Good people who are tempted to confer amnesty in the name of compassion need to think back to 2008 through 2010. That’s when the Democrats controlled the White House and both branches of Congress. They cooked up Obamacare and the Dodd-Frank financial fiasco. They would have adopted Al Gore’s government-run carbon-credit system if coal-state Democrats hadn’t cooled to the idea of writing their own political epitaphs.
Rep. Louie Gohmert, Texas Republican, has an immediate solution to the immigration problem: “Secure the border and enforce visas under current law.”
Of course, when Arizona officials tried to do that, the Obama administration slapped them silly. The same Justice Department that illegally shipped to Mexican drug cartels 2,000 guns that were used to kill hundreds of people, including an American border agent, sued Arizona in federal court. With a straight face, the Justice Department argued that Arizona violated the Constitution by upholding federal law.
The immigration gambit is part of an overall political game plan that has become strikingly obvious:
Print billions of dollars to keep Wall Street happy while the Main Street economy caves under the weight of thousands of new regulations and impending Obamacare taxes.

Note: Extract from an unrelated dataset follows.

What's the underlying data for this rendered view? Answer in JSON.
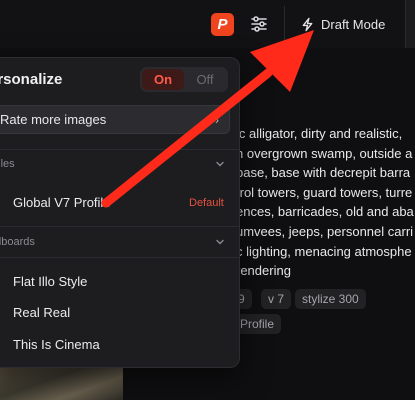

Issue misleading reports about unemployment that seriously underestimate the number of people out of work.
Make as many people dependent on government as possible. Begin by adding millions of people to achieve a shocking 50 percent increase in food-stamp recipients.
Drop the Internal Revenue Service like a wet blanket over the surge of Tea Party energy that proved so effective in 2010. Continue to harass the Tea Party and other conservative groups to this day, selectively denying nonprofit status and frightening away donors who fear audits.
Speaking of audits, single out leaders like True the Vote’s Catherine Engelbrecht and her family’s company with at least 17 investigations from the IRS and several other federal agencies. That will teach her to mind her own business and stop trying to ensure clean elections. Oops. She’s not quitting. Darn.
Pour billions of dollars into “green” companies run by Democratic donors and bundlers.
Use the Justice Department to strike down voter photo-ID laws while falsely accusing conservatives of wanting to “suppress the minority vote.” See earlier item on Catherine Engelbrecht on how to punish anti-vote-fraud activism.
Finally, rely on the media to pretend that the growing abuses of power in Washington, including the Benghazi, Libya, killings and cover-up, the IRS scandal, Fast and Furious, and the NSA’s massive personal-data grab, have nothing to do with “the most transparent administration in history.” These are the people we’re supposed to trust on immigration reform.
What’s that? The media are ticked that the Justice Department seized Associated Press reporters’ phone records and labeled Fox News reporter James Rosen as a possible criminal co-conspirator?
They’ll get over it. Or maybe they’ll start doing their job, such as reporting the real costs of illegal immigration.
Robert Knight is senior fellow for the American Civil Rights Union and a columnist for The Washington Times.